On October 25, President Obama issued a “State Call to Action on Non-Compete Agreements” that followed up on several federal studies claiming that non-competes affect over 30 million U.S. workers in a negative fashion. The White House called on state legislators and governors to engage in several strategies to reduce the use of non-competes:

  1. Completely ban non-compete clauses for “certain workers,” defined broadly to include workers under a certain wage threshold; public health and safety workers; workers who do not possess trade secrets; and “those who may suffer undue adverse impacts from non-competes”
  2. Improve the transparency of non-compete agreements. The document calls on banning non-competes unless they are proposed before a job offer or in connection with a raise or promotion. Essentially, the White House would like the states to do away with the practice of using continued employment as consideration for a non-compete.
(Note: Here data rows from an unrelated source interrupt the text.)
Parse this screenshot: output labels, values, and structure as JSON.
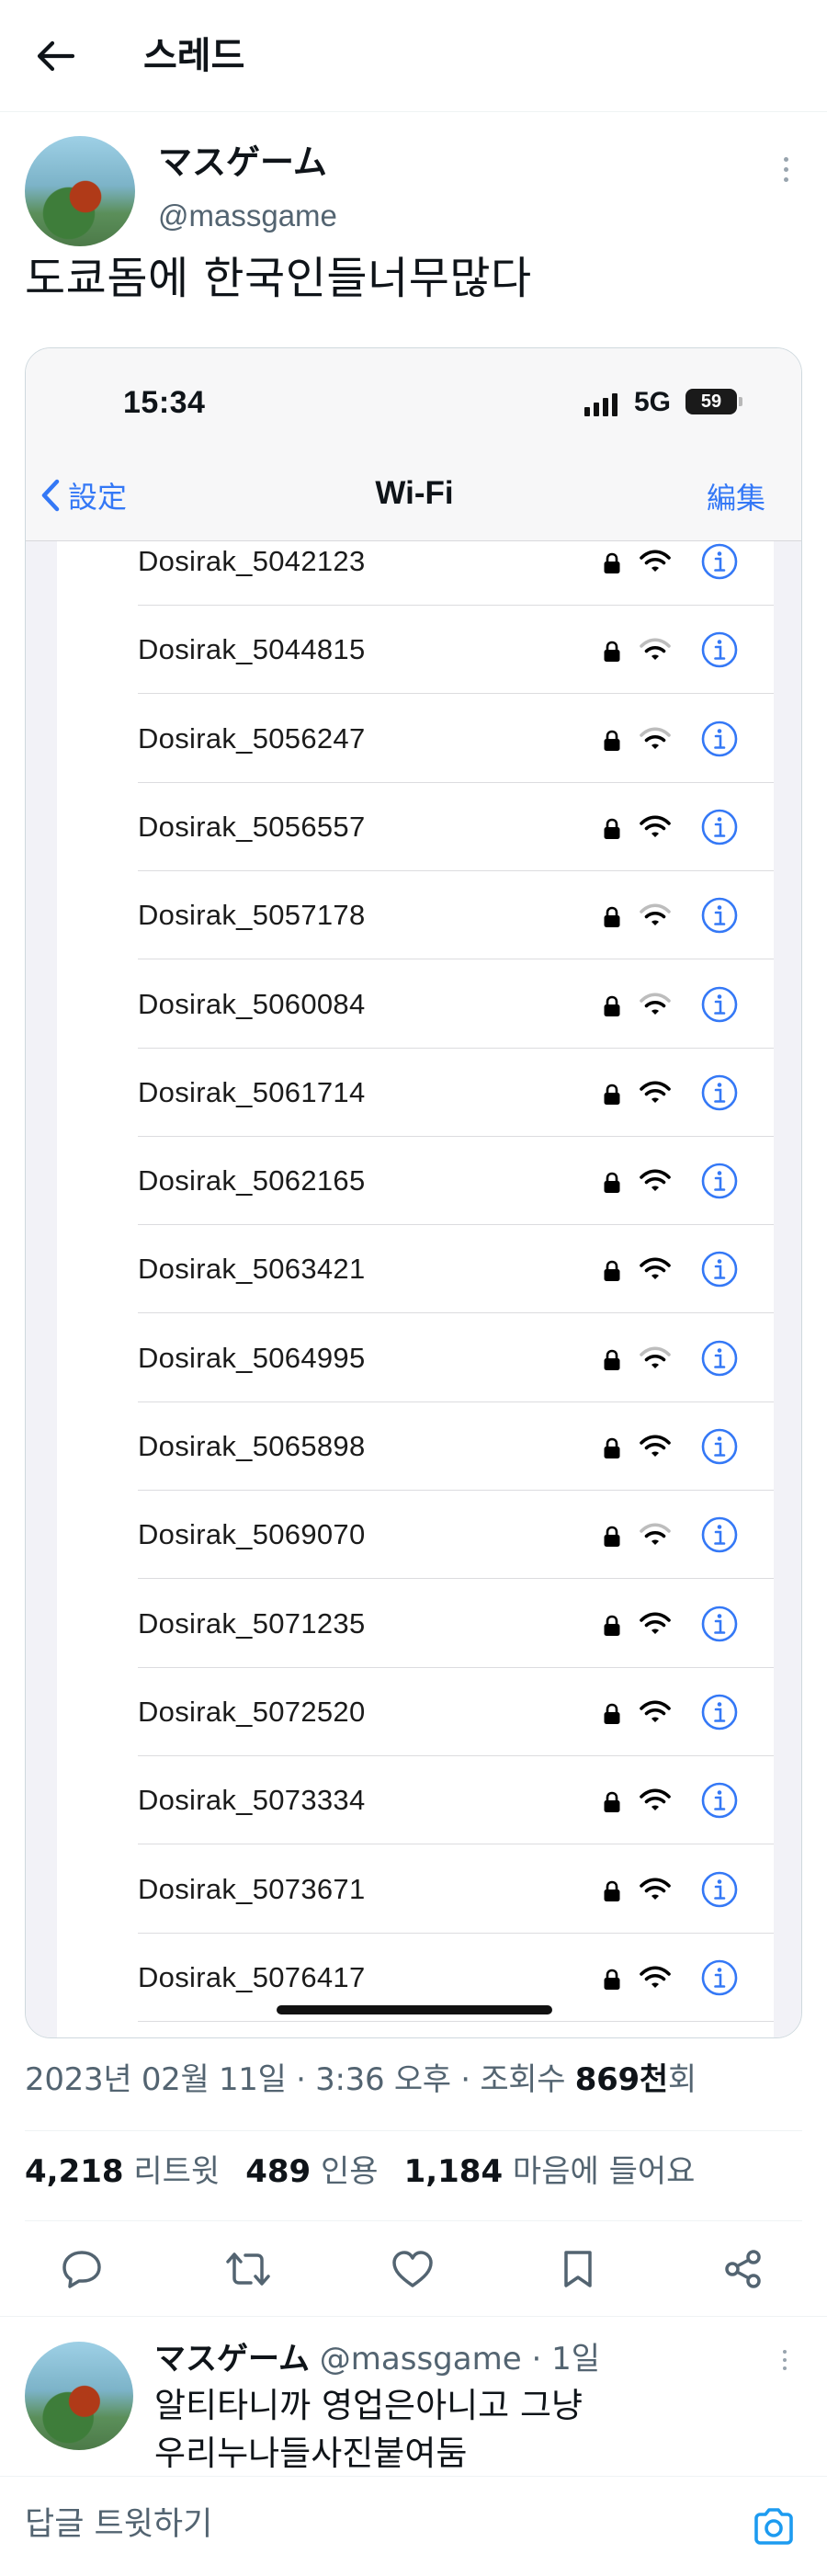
{
  "header": {
    "title": "스레드",
    "back_icon": "arrow-left-icon"
  },
  "author": {
    "display_name": "マスゲーム",
    "handle": "@massgame"
  },
  "tweet": {
    "text": "도쿄돔에 한국인들너무많다"
  },
  "phone_status": {
    "time": "15:34",
    "network": "5G",
    "battery": "59"
  },
  "wifi_nav": {
    "back_label": "設定",
    "title": "Wi-Fi",
    "edit_label": "編集"
  },
  "wifi_networks": [
    {
      "name": "Dosirak_5042123",
      "signal": 3
    },
    {
      "name": "Dosirak_5044815",
      "signal": 2
    },
    {
      "name": "Dosirak_5056247",
      "signal": 2
    },
    {
      "name": "Dosirak_5056557",
      "signal": 3
    },
    {
      "name": "Dosirak_5057178",
      "signal": 2
    },
    {
      "name": "Dosirak_5060084",
      "signal": 2
    },
    {
      "name": "Dosirak_5061714",
      "signal": 3
    },
    {
      "name": "Dosirak_5062165",
      "signal": 3
    },
    {
      "name": "Dosirak_5063421",
      "signal": 3
    },
    {
      "name": "Dosirak_5064995",
      "signal": 2
    },
    {
      "name": "Dosirak_5065898",
      "signal": 3
    },
    {
      "name": "Dosirak_5069070",
      "signal": 2
    },
    {
      "name": "Dosirak_5071235",
      "signal": 3
    },
    {
      "name": "Dosirak_5072520",
      "signal": 3
    },
    {
      "name": "Dosirak_5073334",
      "signal": 3
    },
    {
      "name": "Dosirak_5073671",
      "signal": 3
    },
    {
      "name": "Dosirak_5076417",
      "signal": 3
    }
  ],
  "meta": {
    "date": "2023년 02월 11일",
    "time": "3:36 오후",
    "views_label": "조회수",
    "views_value": "869천",
    "views_suffix": "회",
    "separator": " · "
  },
  "stats": {
    "retweets": "4,218",
    "retweets_label": "리트윗",
    "quotes": "489",
    "quotes_label": "인용",
    "likes": "1,184",
    "likes_label": "마음에 들어요"
  },
  "actions": [
    "reply-icon",
    "retweet-icon",
    "like-icon",
    "bookmark-icon",
    "share-icon"
  ],
  "reply": {
    "display_name": "マスゲーム",
    "handle": "@massgame",
    "time": "1일",
    "line1": "알티타니까 영업은아니고 그냥",
    "line2": "우리누나들사진붙여둠"
  },
  "composer": {
    "placeholder": "답글 트윗하기"
  },
  "colors": {
    "ios_blue": "#3478f6",
    "muted": "#536471",
    "text": "#0f1419",
    "twitter_blue": "#1d9bf0"
  }
}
  3. Incentivize employers to write enforceable contracts. The White House wants to do away with blue-penciling and encourage complete nullification of non-compete agreements that may only have a single unenforceable clause.

Obviously, this call to action does not have any force of law and will not affect existing statutes or case law within the states. However, it does indicate an effort, at the federal level, to categorize these types of agreements as unfair. The White House push should be a reminder to employers that they need to make sure that their non-competes comply with state law and that supervisors are properly enforcing the terms.